Based on our own in-depth analysis of EEOC complaints, we now have insight to how long it takes the EEOC to move a charge from determination to a declaration that conciliation has failed, and how long again from that point until a complaint is filed in federal court.
In addition to finally providing some insight to the timeline on charges that the EEOC takes to litigation, this analysis sets an important benchmark. On January 25, 2017, President Trump appointed Victoria Lipnic as acting chair of the EEOC. Speaking at an event sponsored by Seyfarth Shaw, Ms. Lipnic stated her intention to focus on more targeted litigation that can still have an impact on a larger scale. Monitoring the pace at which the EEOC moves charges to litigation will be one way to measure the changes in the agency’s enforcement approach.
Background And Methodology
In April 2015, the Supreme Court issued its decision in Mach Mining, LLC v. EEOC, 135 S. Ct. 1645 (2015), holding that the EEOC must demonstrate that it has satisfied its statutory duty of “conference, conciliation, and persuasion” before filing suit. (We have written extensively on the decision in prior blog posts.) In an apparent effort to meet the Supreme Court’s directive, the EEOC began later that year to routinely include additional information in its complaints, such as when it had issued determinations in connection with the underlying charges and when it had declared conciliation efforts to have failed.

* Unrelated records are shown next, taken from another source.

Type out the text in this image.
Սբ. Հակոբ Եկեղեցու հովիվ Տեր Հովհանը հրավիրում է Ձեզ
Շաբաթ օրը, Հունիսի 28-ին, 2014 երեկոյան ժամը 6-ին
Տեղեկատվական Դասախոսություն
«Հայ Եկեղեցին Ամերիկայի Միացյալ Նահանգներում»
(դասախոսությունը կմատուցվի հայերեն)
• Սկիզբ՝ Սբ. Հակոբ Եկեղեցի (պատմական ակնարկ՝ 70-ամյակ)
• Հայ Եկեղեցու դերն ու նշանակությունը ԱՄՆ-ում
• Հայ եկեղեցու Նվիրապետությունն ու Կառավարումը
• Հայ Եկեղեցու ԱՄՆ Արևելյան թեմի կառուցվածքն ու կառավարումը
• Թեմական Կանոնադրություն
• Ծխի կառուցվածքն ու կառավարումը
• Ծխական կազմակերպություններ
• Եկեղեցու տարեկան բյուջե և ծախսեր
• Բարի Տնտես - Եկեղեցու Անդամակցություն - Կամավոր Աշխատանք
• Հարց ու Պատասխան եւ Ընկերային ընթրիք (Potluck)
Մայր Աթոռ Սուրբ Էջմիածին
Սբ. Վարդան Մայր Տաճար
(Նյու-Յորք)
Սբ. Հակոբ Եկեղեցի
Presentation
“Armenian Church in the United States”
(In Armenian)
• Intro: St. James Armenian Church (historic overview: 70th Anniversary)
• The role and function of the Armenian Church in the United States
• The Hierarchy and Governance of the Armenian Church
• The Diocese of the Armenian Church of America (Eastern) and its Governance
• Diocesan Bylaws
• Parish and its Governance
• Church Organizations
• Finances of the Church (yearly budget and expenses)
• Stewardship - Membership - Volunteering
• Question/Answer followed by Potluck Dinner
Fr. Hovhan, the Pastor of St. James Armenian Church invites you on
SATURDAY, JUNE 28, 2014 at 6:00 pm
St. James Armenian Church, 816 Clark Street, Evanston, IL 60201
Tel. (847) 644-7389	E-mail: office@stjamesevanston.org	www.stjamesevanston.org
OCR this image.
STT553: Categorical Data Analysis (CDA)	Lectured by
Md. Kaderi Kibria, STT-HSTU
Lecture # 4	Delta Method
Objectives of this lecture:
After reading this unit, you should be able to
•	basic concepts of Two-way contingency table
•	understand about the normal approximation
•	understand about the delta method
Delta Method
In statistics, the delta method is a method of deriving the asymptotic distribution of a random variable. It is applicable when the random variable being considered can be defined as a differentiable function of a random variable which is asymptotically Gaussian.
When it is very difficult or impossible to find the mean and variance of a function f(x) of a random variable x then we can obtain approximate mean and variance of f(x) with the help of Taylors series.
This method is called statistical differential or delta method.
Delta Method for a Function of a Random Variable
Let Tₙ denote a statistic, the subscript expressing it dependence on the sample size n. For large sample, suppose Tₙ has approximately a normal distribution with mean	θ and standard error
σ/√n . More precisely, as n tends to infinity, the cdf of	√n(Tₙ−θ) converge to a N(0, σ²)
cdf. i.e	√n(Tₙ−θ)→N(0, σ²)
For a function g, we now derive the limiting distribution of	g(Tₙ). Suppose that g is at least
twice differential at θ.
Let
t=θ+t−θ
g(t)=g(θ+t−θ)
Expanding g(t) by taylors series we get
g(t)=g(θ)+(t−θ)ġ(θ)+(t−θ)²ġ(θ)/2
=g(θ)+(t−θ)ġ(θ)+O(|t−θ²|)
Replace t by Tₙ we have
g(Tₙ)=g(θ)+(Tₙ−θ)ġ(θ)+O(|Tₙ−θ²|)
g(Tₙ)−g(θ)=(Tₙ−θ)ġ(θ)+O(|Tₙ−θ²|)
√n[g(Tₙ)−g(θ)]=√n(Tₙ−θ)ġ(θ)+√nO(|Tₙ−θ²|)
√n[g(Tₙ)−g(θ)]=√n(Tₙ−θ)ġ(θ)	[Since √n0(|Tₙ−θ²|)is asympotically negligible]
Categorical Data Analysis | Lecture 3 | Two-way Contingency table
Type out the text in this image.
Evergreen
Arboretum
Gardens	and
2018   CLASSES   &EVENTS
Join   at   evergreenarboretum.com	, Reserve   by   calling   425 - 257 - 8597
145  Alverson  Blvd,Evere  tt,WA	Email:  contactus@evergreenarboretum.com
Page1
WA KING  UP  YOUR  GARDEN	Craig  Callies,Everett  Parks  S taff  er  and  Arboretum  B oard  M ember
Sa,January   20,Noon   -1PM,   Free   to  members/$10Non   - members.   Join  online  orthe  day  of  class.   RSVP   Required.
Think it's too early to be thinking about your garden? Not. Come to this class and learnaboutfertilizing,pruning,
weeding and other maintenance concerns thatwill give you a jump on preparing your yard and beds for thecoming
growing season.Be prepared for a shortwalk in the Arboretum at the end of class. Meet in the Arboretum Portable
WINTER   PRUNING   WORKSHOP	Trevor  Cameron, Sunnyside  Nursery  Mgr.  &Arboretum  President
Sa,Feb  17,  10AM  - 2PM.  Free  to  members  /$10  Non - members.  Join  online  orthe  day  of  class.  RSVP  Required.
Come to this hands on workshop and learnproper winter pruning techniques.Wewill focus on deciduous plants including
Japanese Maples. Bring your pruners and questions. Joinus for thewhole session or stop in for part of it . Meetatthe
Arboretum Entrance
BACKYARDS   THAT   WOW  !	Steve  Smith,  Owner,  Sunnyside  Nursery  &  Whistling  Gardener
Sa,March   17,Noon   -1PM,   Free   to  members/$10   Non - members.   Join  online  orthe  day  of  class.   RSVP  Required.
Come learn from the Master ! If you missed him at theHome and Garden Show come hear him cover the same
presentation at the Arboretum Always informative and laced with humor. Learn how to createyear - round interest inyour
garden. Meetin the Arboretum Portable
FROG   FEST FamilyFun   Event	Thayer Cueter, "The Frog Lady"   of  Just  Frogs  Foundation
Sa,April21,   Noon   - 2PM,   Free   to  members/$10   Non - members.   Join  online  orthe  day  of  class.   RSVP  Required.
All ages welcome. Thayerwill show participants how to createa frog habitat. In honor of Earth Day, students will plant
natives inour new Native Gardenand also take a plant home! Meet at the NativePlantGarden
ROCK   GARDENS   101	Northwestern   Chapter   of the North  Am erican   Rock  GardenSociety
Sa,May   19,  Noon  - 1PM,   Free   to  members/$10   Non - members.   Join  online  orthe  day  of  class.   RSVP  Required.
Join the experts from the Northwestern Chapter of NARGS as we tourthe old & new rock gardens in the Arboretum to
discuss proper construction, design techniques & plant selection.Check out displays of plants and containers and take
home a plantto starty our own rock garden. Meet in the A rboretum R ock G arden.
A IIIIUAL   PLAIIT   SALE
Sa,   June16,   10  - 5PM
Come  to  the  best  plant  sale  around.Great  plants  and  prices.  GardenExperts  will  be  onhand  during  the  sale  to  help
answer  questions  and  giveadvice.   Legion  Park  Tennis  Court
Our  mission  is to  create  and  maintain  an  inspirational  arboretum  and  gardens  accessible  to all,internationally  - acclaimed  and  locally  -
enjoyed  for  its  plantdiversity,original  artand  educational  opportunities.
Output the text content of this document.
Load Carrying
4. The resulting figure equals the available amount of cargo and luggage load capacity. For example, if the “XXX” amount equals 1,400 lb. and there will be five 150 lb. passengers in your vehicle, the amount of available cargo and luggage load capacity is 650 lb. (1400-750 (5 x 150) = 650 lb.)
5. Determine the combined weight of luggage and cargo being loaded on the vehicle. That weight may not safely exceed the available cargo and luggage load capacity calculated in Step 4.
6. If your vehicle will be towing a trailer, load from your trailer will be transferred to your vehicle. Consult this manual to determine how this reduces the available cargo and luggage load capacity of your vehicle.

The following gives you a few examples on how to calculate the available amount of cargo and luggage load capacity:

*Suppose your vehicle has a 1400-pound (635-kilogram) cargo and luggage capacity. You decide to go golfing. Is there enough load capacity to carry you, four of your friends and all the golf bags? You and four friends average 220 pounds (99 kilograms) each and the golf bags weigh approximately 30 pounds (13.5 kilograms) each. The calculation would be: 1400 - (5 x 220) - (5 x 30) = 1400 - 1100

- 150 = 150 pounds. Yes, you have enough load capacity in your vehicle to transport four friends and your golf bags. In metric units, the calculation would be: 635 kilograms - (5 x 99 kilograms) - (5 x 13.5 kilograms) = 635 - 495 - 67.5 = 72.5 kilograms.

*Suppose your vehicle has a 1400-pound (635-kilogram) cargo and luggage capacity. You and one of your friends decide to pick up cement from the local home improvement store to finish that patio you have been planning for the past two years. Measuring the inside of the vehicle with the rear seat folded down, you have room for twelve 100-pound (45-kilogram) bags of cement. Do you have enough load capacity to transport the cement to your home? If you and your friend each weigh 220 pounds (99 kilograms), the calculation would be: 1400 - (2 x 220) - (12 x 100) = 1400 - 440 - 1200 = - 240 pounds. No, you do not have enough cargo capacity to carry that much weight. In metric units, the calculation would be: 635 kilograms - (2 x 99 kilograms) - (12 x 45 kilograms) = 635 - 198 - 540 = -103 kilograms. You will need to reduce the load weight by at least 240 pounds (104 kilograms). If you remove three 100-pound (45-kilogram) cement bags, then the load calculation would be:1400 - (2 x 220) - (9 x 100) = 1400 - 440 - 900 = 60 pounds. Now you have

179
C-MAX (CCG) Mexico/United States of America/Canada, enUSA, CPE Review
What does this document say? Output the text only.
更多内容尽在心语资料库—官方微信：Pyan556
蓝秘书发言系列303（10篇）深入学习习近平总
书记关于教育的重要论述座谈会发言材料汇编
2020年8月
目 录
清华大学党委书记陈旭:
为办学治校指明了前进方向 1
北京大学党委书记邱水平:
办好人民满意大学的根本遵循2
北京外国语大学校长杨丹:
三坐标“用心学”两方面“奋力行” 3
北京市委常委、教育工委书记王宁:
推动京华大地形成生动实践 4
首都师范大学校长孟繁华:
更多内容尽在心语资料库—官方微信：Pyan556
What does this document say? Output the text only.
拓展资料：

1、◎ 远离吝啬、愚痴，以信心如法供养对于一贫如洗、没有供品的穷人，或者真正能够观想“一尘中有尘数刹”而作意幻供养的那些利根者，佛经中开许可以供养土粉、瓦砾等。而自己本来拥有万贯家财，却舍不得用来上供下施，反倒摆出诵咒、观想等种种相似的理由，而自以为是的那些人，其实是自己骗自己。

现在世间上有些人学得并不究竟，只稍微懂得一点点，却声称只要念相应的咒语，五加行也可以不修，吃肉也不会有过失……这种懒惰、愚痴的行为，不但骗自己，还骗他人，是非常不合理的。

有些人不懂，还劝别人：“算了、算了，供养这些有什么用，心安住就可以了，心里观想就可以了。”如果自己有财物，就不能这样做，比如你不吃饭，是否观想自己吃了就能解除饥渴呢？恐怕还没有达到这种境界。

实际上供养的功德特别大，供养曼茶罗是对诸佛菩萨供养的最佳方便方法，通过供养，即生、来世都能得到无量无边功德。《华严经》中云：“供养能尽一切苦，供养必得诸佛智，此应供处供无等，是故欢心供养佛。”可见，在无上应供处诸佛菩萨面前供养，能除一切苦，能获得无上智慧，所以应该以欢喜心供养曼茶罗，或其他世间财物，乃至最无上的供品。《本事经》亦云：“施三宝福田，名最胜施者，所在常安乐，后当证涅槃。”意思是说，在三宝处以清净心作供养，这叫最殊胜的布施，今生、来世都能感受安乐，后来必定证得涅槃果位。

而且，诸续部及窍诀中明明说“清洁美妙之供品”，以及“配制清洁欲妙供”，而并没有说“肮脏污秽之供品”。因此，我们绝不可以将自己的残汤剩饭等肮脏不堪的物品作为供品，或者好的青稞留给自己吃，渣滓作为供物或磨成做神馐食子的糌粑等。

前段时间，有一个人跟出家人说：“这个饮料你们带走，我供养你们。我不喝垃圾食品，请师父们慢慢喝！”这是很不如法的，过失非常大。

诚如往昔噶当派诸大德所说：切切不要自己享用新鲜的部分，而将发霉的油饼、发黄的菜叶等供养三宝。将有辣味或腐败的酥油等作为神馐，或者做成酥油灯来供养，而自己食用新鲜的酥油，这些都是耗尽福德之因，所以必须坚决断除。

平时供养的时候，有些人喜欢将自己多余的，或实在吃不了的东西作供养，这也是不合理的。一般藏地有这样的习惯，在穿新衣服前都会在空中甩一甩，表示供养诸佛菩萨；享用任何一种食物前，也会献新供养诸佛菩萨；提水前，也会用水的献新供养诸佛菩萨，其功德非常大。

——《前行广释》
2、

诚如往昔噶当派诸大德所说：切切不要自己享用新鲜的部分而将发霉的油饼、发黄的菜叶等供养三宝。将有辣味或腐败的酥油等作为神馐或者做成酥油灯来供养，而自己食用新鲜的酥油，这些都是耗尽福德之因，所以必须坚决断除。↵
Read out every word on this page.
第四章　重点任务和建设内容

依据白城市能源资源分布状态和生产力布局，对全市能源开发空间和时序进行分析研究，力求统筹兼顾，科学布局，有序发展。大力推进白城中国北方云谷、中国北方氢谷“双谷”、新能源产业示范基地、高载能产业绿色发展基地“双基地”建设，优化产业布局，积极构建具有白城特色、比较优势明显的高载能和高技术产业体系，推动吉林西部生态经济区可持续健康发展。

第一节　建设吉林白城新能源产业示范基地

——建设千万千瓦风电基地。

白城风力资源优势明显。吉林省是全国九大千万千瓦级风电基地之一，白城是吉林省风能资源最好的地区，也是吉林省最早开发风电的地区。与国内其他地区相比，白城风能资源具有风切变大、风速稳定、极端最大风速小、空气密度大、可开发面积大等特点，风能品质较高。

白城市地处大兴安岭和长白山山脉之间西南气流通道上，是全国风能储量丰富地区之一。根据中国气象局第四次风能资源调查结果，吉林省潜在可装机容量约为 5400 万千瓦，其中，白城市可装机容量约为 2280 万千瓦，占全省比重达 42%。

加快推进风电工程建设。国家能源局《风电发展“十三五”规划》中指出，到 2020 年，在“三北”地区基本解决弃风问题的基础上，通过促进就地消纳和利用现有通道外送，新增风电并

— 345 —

We analyzed and collected this and other information from nearly 150 complaints filed around the country by the EEOC from 2015 through January 2017. From that data, we could roughly calculate how long it takes for the EEOC to move from step to step, as well as the relative pace of the EEOC district offices.
How Long Is Conciliation Likely To Last?
If you are an employer that has responded to a charge and just received a letter of determination, how long can you expect the EEOC to engage in conciliation?
According to our analysis, the median time spent in conciliation is 72 days. For most employers, the EEOC will declare that conciliation has failed in three months or less. In some instances, however, conciliation has lasted for years.
Employers are more likely to spend longer in conciliation when dealing with the EEOC’s district offices in Birmingham, Memphis, Phoenix, Houston, or Miami. Conciliation moves faster in the EEOC’s district offices in Baltimore, Little Rock, Detroit, and Washington DC.
Additional details are summarized in the infographic.
If Conciliation Fails, How Long Until A Complaint Is Filed?
The common assumption among employers is that it is a race to the courthouse once the EEOC deems conciliation failed, but our analysis suggests otherwise.
Although about 19% of complaints are filed within the first month, the median time from the notice of conciliation failure to filing of a complaint is almost three times that: 91 days.
The quickest to file are the EEOC district offices in Kansas City, Little Rock, Oklahoma City, and Los Angeles. The EEOC moves most slowly in its district offices in Phoenix, Dallas, St. Louis, Chicago, Indianapolis, Birmingham, and Memphis.
See the infographic for additional details.
A Determination Was Just Issued In An Intractable Case – How Long Until Court Proceedings Commence?
Taking both of these together, how much time can an employer expect to pass from determination to the start of litigation?
Our analysis found that employers have at least two months before the complaint is filed, and that short timeline is uncommon. The median time from determination to complaint is 196 days.
Charges move most quickly to court in the EEOC’s district offices in Kansas City, Little Rock, and Baltimore. The EEOC moves most slowly in its district offices in Phoenix, Memphis, Birmingham.
The infographic provides additional details.